Se “l’eredità di Peres” verrà usata per randellare Israele

I tanti amici accorsi ai funerali dell’ex presidente israeliano saranno pronti a schierarsi a fianco di Israele anche nei tempi di crisi?

Di David M. Weinberg

David M. Weinberg, autore di questo articolo

David M. Weinberg, autore di questo articolo

Ahimè, il grande affetto espresso a Israele da decine di re, principi, presidenti, ministri e primi ministri accorsi a Gerusalemme lo scorso 30 settembre per i funerali di Shimon Peres è in gran parte un affetto condizionato, limitato com’è all’Israele di Oslo, vale a dire all’Israele che fa ampie concessioni e si assume enormi rischi in cambio di vaghe promesse e impegni non mantenuti. E’ un po’ come se Israele possa essere giustificato e sostenuto solo e unicamente se segue le orme dell’ultimo Peres. Se invece Israele opta per una strada diversa, come ha evidentemente fatto dopo 23 anni di fallimenti del processo di Oslo, allora non è degno della comprensione e dell’affetto del mondo. A ben vedere, purtroppo, questo era il tono che caratterizzava come una corrente sotterranea gran parte dei discorsi e dei commenti sui mass-media internazionali in occasione della morte di Peres.

Ed era anche il non-poi-così-sottile messaggio diplomatico sotteso alla maggior parte dei (peraltro meritatissimi) necrologi dedicati a Peres. Un po’ come dire: “Oh che leader sofisticati, aperti e di ampia visione che aveva un tempo Israele, e che leader cocciuti, gretti, tetri e deprimenti che ha oggi!” (ed è appena il caso di ricordare che in questi stessi termini venivano descritti, quando erano vivi e attivi, i leader israeliani di ieri, compresi Peres e Yitzhak Rabin per non dire di Menachem Begin, Golda Meir e Ben Gurion).

Sicché, pur profondamente grato del fatto che tanti statisti, duchi, dame e duchesse si siano precipitati in Israele da ogni angolo del mondo per partecipare al grande funerale di Peres, sento comunque il bisogno di chiedermi se lo straordinario evento non possa tradursi in un boomerang contro Israele, ed essere utilizzato come un randello contro le attuali politiche del suo governo.

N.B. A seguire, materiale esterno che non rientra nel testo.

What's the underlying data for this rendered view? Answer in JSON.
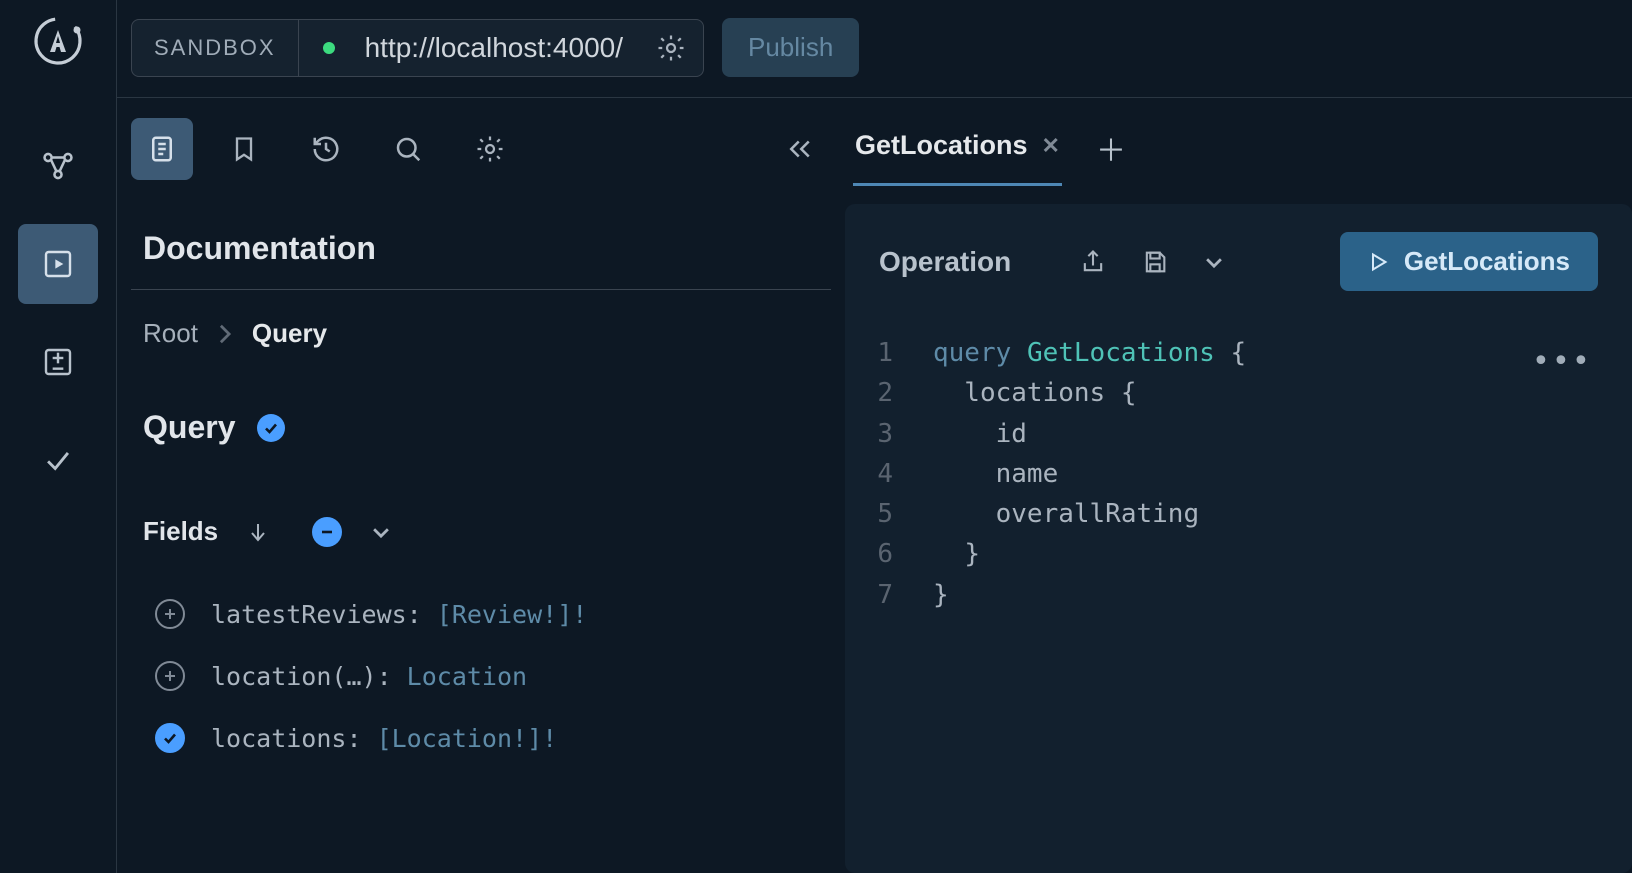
{
  "topbar": {
    "sandbox_label": "SANDBOX",
    "url": "http://localhost:4000/",
    "publish_label": "Publish"
  },
  "rail": {
    "icons": [
      "graph-icon",
      "play-box-icon",
      "diff-icon",
      "check-icon"
    ],
    "active": "play-box-icon"
  },
  "panel_toolbar": {
    "icons": [
      "doc-icon",
      "bookmark-icon",
      "history-icon",
      "search-icon",
      "gear-icon",
      "collapse-icon"
    ],
    "active": "doc-icon"
  },
  "documentation": {
    "title": "Documentation",
    "breadcrumb": [
      "Root",
      "Query"
    ],
    "type_name": "Query",
    "fields_label": "Fields",
    "fields": [
      {
        "name": "latestReviews",
        "args": "",
        "type": "[Review!]!",
        "selected": false
      },
      {
        "name": "location",
        "args": "(…)",
        "type": "Location",
        "selected": false
      },
      {
        "name": "locations",
        "args": "",
        "type": "[Location!]!",
        "selected": true
      }
    ]
  },
  "tabs": [
    {
      "label": "GetLocations",
      "active": true
    }
  ],
  "operation": {
    "title": "Operation",
    "run_label": "GetLocations",
    "code": {
      "lines": [
        {
          "n": 1,
          "html": [
            {
              "t": "kw",
              "v": "query"
            },
            {
              "t": "sp",
              "v": " "
            },
            {
              "t": "opname",
              "v": "GetLocations"
            },
            {
              "t": "sp",
              "v": " "
            },
            {
              "t": "brace",
              "v": "{"
            }
          ],
          "indent": 0
        },
        {
          "n": 2,
          "html": [
            {
              "t": "plain",
              "v": "locations "
            },
            {
              "t": "brace",
              "v": "{"
            }
          ],
          "indent": 1
        },
        {
          "n": 3,
          "html": [
            {
              "t": "plain",
              "v": "id"
            }
          ],
          "indent": 2
        },
        {
          "n": 4,
          "html": [
            {
              "t": "plain",
              "v": "name"
            }
          ],
          "indent": 2
        },
        {
          "n": 5,
          "html": [
            {
              "t": "plain",
              "v": "overallRating"
            }
          ],
          "indent": 2
        },
        {
          "n": 6,
          "html": [
            {
              "t": "brace",
              "v": "}"
            }
          ],
          "indent": 1
        },
        {
          "n": 7,
          "html": [
            {
              "t": "brace",
              "v": "}"
            }
          ],
          "indent": 0
        }
      ]
    }
  },
  "colors": {
    "accent": "#4a9eff",
    "run": "#2b6289",
    "kw": "#5e8ba8",
    "opname": "#4fc3b7"
  }
}
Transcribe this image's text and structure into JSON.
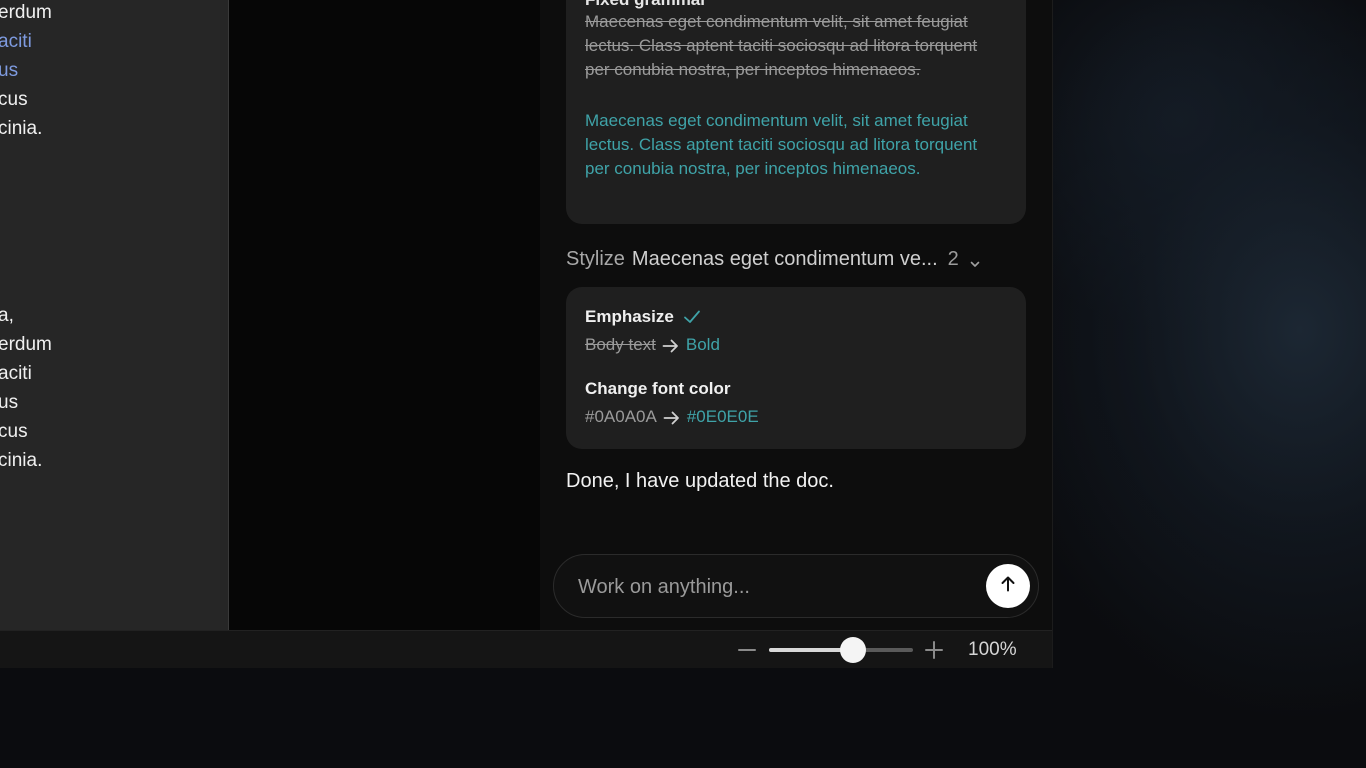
{
  "document": {
    "lines": [
      {
        "text": "erdum",
        "link": false
      },
      {
        "text": "aciti",
        "link": true
      },
      {
        "text": "us",
        "link": true
      },
      {
        "text": "cus",
        "link": false
      },
      {
        "text": "cinia.",
        "link": false
      },
      {
        "text": "a,",
        "link": false
      },
      {
        "text": "erdum",
        "link": false
      },
      {
        "text": "aciti",
        "link": false
      },
      {
        "text": "us",
        "link": false
      },
      {
        "text": "cus",
        "link": false
      },
      {
        "text": "cinia.",
        "link": false
      }
    ]
  },
  "chat": {
    "grammar_card": {
      "heading": "Fixed grammar",
      "old_text": "Maecenas eget condimentum velit, sit amet feugiat lectus. Class aptent taciti sociosqu ad litora torquent per conubia nostra, per inceptos himenaeos.",
      "new_text": "Maecenas eget condimentum velit, sit amet feugiat lectus. Class aptent taciti sociosqu ad litora torquent per conubia nostra, per inceptos himenaeos."
    },
    "stylize": {
      "label": "Stylize",
      "target": "Maecenas eget condimentum ve...",
      "count": "2",
      "changes": [
        {
          "title": "Emphasize",
          "old": "Body text",
          "new": "Bold",
          "confirmed": true
        },
        {
          "title": "Change font color",
          "old": "#0A0A0A",
          "new": "#0E0E0E",
          "confirmed": false
        }
      ]
    },
    "reply": "Done, I have updated the doc.",
    "input": {
      "placeholder": "Work on anything...",
      "value": ""
    }
  },
  "status_bar": {
    "zoom_label": "100%",
    "zoom_fraction": 0.58
  },
  "colors": {
    "accent_teal": "#3fa3a8",
    "link_blue": "#7e9be0",
    "card_bg": "#1f1f1f"
  },
  "icons": [
    "check-icon",
    "arrow-right-icon",
    "chevron-down-icon",
    "arrow-up-icon",
    "minus-icon",
    "plus-icon"
  ]
}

Gerusalemme, 30 settembre: il presidente Usa Barack Obama ai funerali di Shimon Peres

Mi domando: i tanti amici di Israele animati dal “retaggio di Peres” saranno pronti a schierarsi a fianco del popolo e dello stato di Israele non solo al momento dei funerali e in tempo di relativa pace, ma anche nei tempi di crisi? Saranno capaci di schierarsi a fianco di Israele anche quando Israele verrà trascinato per l’ennesima volta in un conflitto e avrà bisogno del loro sostegno politico concreto, e non solo di buoni sentimenti?

Dopo tutto, quella in cui vive Israele è una realtà hobbesiana, una giungla a causa della quale il conflitto e il ricorso all’hard power sono caratteristiche destinate prevedibilmente a persistere nel futuro politico di questo paese. Tanto più che un significativo ritiro di Israele, civile e militare, dalle regioni di Giudea e Samaria non è alle viste, almeno finché durano gli attuali frangenti, indipendentemente dai pii desideri di Peres.

Così, la prossima volta che le Forze di Difesa israeliane dovranno muoversi per sgominare le truppe di Hamas e Hezbollah sostenute dall’Iran, dispiegate rispettivamente ai nostri confini meridionali e settentrionali – armate come sono di centinaia di migliaia di missili puntati contro il nostro piccolo stato – i leader del mondo saranno pronti a sostenere Israele o si precipiteranno a condannarlo? Saranno al nostro fianco come lo sono stati ai funerali di Peres o si affretteranno ad accusarci davanti al tribunale dell’opinione pubblica globale come hanno fatto tante volte in passato?

Quando le Forze di Difesa israeliane saranno costrette a interdire i terroristi palestinesi che progettano di far saltare autobus e caffè israeliani eseguendo i necessari arresti preventivi e i necessari raid nella casbah di Hebron, mostreranno un minimo di comprensione e affetto per Israele come hanno mostrato per Peres? Oppure i vari presidenti americani e primi ministri europei ci gratificheranno di quello che amano chiamare “il severo affetto dei veri amici”, fatto soltanto di ingiuste ramanzine e condanne disoneste, mettendoci in guardia dal nostro “sempre più grave isolamento” (generato dalle loro stesse condanne) e additando le nostre politiche come “prova” che Israele è cattivo e guerrafondaio?